Simply stated a PDK transmission always has two gears engaged. The transmission’s computer effectively turns on one wet clutch while turning the other off via solenoid. This was not the case with the 956/962, which from a standstill need human actuation of a clutch. The PDK case has two shafts with gears on one and 2.4.6. on the other, we now have constant power that gives the driver the ability to shift within 200 milliseconds. To answer the question that is likely burning in your mind right now, yes, this will be expensive to repair should there be a failure. Let me note that the PDK has proven to be one of the most reliable transmissions Porsche has ever developed. At high RPM, in the tightest of corners, on the most demanding road circuits, the shift can be achieved without virtually any disturbance to balance thanks to sensors that determine if the shift is possible on a corner and/or based on overall engine RPM and other factors. Gone now are the days of throttle blipping as this is now done electronically on both the 7 speed manual and PDK transmission, as well as overrev limitation due to gear selection mistakes. I know there are some of you using the tiptronic type transmission via the 964/996/997.1 saying how different can it be? It is not even in the same ballpark.
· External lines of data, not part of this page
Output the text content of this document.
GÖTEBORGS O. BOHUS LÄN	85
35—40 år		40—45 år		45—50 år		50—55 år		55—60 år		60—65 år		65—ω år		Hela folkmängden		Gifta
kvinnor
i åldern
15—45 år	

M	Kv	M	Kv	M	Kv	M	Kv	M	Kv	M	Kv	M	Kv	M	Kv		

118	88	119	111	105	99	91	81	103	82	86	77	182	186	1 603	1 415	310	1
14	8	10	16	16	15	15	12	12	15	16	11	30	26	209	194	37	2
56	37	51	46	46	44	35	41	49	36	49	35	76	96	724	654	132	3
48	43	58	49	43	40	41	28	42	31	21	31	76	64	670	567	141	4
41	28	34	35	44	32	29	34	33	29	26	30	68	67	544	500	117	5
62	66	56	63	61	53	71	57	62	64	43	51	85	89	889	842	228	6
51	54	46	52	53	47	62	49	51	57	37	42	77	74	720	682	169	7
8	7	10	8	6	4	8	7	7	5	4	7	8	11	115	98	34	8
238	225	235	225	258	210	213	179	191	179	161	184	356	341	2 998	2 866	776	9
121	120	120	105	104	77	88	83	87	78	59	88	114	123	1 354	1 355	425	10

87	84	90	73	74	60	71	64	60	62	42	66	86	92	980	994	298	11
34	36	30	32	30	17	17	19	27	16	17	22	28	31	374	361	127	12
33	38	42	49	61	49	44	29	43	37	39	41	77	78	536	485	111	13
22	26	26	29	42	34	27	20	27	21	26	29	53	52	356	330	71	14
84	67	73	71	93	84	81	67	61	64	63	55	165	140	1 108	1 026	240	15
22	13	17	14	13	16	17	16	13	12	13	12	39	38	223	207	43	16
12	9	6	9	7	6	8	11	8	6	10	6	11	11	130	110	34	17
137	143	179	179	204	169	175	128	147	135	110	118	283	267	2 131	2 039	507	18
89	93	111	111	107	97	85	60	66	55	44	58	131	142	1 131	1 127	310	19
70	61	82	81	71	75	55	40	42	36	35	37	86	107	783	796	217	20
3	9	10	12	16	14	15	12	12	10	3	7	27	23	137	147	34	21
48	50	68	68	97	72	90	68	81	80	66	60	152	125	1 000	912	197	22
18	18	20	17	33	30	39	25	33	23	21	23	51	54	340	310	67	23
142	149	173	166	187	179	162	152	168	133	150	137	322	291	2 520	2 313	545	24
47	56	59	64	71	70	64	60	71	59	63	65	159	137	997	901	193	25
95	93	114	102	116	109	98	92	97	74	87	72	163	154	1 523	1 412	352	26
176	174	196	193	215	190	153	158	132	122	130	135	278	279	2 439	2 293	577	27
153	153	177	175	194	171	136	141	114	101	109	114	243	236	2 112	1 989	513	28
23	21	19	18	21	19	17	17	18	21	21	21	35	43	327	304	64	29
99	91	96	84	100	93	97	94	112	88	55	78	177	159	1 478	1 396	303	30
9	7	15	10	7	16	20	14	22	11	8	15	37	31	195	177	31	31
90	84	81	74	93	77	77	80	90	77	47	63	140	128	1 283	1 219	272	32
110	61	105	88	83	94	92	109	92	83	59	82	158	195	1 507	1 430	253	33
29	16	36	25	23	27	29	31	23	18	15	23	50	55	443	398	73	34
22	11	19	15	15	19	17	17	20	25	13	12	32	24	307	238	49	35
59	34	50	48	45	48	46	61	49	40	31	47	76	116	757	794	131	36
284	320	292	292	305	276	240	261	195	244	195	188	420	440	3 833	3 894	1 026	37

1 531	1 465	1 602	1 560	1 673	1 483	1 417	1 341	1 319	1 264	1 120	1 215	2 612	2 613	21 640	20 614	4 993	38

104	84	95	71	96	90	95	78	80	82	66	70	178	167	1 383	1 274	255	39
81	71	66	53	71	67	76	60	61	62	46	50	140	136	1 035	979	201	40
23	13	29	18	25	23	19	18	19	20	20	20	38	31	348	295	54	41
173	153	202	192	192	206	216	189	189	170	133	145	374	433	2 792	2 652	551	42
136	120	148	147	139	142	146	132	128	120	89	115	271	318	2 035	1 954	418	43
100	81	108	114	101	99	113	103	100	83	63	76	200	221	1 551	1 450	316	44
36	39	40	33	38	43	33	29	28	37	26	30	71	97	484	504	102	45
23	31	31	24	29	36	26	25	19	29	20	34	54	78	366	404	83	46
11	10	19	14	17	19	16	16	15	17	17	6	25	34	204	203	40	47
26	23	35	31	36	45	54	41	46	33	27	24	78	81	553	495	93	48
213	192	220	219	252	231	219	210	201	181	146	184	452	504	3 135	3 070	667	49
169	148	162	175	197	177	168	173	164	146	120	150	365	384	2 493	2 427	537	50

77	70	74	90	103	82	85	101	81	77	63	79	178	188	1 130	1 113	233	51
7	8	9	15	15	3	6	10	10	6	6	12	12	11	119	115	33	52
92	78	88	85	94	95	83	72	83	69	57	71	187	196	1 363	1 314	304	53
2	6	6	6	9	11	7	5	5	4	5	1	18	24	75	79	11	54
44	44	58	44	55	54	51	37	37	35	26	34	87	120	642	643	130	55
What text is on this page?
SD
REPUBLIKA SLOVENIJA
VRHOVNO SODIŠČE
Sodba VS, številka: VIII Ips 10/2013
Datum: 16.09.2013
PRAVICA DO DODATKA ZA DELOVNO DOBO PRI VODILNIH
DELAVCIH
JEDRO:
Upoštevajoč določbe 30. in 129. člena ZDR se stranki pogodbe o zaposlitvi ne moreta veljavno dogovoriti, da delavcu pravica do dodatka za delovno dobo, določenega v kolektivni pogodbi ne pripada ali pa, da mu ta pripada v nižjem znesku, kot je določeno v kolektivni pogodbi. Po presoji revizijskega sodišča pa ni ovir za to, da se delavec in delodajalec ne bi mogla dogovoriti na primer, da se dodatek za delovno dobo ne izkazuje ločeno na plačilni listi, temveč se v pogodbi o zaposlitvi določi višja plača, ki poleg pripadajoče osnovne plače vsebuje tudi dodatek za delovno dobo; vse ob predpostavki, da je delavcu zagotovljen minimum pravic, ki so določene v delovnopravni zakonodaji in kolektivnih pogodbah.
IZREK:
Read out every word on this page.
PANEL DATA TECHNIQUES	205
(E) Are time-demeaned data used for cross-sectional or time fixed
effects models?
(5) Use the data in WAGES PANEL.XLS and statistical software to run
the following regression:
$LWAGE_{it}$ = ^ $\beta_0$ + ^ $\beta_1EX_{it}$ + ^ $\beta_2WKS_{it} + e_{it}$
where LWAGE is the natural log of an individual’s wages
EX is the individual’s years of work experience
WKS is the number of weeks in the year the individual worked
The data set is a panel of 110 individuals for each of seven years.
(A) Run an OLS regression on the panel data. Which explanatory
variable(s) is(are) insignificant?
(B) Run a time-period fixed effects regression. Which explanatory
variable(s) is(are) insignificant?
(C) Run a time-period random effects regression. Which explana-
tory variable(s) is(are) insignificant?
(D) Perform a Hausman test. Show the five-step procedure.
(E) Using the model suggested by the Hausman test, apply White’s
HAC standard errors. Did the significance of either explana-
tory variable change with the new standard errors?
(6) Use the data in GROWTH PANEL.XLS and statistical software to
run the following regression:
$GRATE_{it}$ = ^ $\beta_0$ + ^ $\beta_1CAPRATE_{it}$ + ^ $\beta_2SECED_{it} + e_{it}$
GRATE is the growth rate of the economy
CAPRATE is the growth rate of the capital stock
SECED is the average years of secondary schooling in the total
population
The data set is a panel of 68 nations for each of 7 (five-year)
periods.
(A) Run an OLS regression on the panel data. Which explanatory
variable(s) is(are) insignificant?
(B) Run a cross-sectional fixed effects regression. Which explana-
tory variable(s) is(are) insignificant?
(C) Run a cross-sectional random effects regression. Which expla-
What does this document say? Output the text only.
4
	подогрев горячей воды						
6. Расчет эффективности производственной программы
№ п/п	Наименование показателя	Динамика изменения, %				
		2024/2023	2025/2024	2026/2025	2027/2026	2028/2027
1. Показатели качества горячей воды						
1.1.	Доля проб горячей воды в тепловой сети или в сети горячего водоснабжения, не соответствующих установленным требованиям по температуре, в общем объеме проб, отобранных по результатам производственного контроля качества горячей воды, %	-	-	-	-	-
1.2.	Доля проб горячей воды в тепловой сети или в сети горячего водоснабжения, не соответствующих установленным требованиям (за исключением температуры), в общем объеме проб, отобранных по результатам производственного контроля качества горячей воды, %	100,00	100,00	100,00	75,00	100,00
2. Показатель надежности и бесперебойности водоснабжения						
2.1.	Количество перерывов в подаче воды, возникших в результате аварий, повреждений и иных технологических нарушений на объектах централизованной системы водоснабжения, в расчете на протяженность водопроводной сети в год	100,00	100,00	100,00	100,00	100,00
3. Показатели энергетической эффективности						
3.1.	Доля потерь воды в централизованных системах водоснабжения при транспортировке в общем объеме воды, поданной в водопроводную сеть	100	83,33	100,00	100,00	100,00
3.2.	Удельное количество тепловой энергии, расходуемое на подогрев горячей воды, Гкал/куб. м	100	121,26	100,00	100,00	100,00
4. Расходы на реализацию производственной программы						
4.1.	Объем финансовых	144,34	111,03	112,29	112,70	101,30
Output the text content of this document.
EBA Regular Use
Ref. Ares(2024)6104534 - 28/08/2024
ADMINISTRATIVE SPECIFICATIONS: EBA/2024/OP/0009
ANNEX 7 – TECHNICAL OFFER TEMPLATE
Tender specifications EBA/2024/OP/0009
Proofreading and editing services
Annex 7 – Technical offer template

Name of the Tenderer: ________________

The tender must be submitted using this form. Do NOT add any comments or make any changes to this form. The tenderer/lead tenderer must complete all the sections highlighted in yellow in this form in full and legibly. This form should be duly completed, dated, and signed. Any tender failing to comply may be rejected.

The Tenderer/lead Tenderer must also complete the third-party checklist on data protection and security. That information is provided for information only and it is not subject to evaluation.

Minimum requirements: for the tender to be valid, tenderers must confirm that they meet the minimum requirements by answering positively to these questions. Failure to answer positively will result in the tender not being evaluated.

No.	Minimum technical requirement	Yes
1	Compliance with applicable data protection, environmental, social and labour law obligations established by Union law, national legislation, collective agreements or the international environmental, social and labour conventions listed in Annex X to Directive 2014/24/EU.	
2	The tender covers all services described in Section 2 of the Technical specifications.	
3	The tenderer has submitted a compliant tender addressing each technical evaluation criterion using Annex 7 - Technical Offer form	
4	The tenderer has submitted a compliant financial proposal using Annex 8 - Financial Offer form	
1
Granted, PDK paddle shifting and auto mode takes some of the sport out of it, but that is also what we said when ABS came out. Beyond these performance enhancements, a much more profound and exhilarating gearshift sound accompanies the already high-pitched purr of the 3.8 DFI engine found in the acclaimed GT3 model. Over the course of the past 7 years, software updates and design changes have made the PDK experience even more performance oriented with various mapping programs built in and a redesign of the PDK transmission itself most notably in the Panamera models. Whether you’re using the paddle shifter (after uproar over the gen. 1 buttons located on the steering wheel), shifter or automatic mode, the overall driving experience is second to none.
Whether one should purchase a 7-speed manual or a PDK is ultimately up to personal taste and usage. I myself would be unlikely to ever purchase a Porsche without PDK again, and I doubt that was the feeling during the Sportomatic and Tiptronic era of any Porsche driver. But there are purists out there that love the nostalgia of the 7 speed which I personally find rather lethargic in nature compared to the 6 speeds of prior models. Either way, the 991 has, does and always will provide the utmost driver interaction.

As a note for our members: if you experience poor shifting, noise, leaks, or any abnormal driving condition with your PDK transmission, your technician can recalibrate various systems to counteract most of these conditions and therefore restore your driving experience to what it should be: pure bliss.